His visit to form a Middle East NATO organisation is a direct threat to Iran, the Palestinian revolution and the struggle for Arab liberation.
It takes place just after the World Food Programme (WFP) announced further dramatic cuts to food aid in Yemen. A new UN report says more than 19 million Yemenis are now facing hunger, setting a new record since the beginning of the devastating Saudi-led, US-supported war on Yemen in 2015.
The United Nations Office for the Coordination of Humanitarian Affairs (OCHA) said on Tuesday that funding cuts are hampering its ability to help people in need, including 160,000 Yemenis who are on the verge of starvation. ‘Five million people will now receive less than half of their daily requirement, and eight million people will receive less than one-third of their daily requirement,’ the OCHA said.
The World Food Programme announced on Sunday that it was forced into further dramatic cuts to food aid in Yemen as a result of not receiving enough funding, global economic conditions, and the continued knock-on effects of the war in Ukraine.
‘Critical funding gaps, global inflation and the knock-on effects of the war in Ukraine have forced @WFP in #Yemen to make some extremely tough decisions about the support we provide to our beneficiaries,’ the organisation said on Twitter.
Political commentator Hussein al-Bukhaiti says Saudi Arabia is in fact openly violating the truce deal because the agreement allows the entry of 18 fuel ships into the Hudaydah port.
The OCHA also said UNICEF may have to stop treatment for more than 50,000 severely malnourished children by July, adding that the UN body will suspend maternal and child health support which help up to 2.5 million children and 100,000 women by then.
The UN has described the situation in Yemen as the world’s ‘worst humanitarian crisis,’ caused by seven years of war and a cruel siege launched by Riyadh and its regional allies against the poor Middle Eastern country.
Since then, the Saudi-led coalition has repeatedly prevented the delivery of much-needed humanitarian aid and fuel to Yemeni ports.
Meanwhile in Afghanistan, hundreds of thousands are homeless and going hungry after a massive earthquake killed thousands last Wednesday.

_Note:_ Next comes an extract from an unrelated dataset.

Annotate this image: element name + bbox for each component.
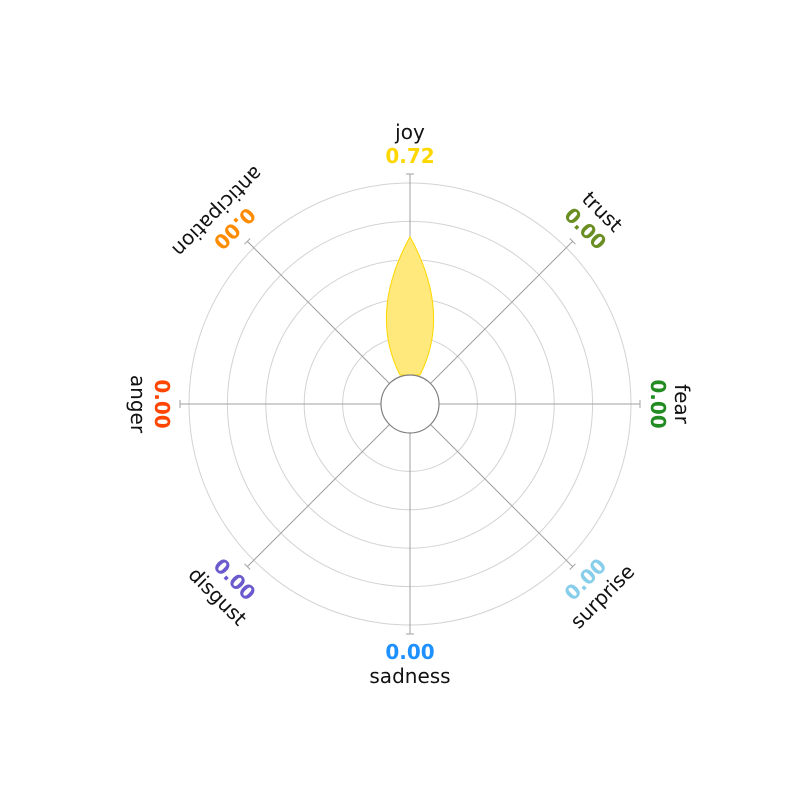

Most survivors on the hit area now live outdoors with no food or water available. Ehsanullah Ehsan is a security officer in Barmal district. He said: ‘The urgent need is to rebuild the houses … but what is certain is that without the help of the international community we will not be able to do it.’
The international community however is not helping, it is taking its revenge on the Afghan people who defeated the military forces of both the USA and the UK to gain their liberation. Without access to clean drinking water, health authorities fear that cholera will spread among survivors of the deadly earthquake.
In a rare move, the Taliban’s supreme leader, Haibatullah Akhundzadah has pleaded with the international community and humanitarian organisations ‘to help the Afghan people affected by this great tragedy and to spare no effort’.
But the international community is not listening. They are taking revenge for their historic defeat.
Workers trade unions in the West must demand that their governments aid the Afghan people, and that the US and the UK must give up their plot to establish a NATO organisation in the Middle East.
What the Middle East needs is workers revolutions that will see to it that the colossal wealth of the region is used for the benefit of the peoples of the region.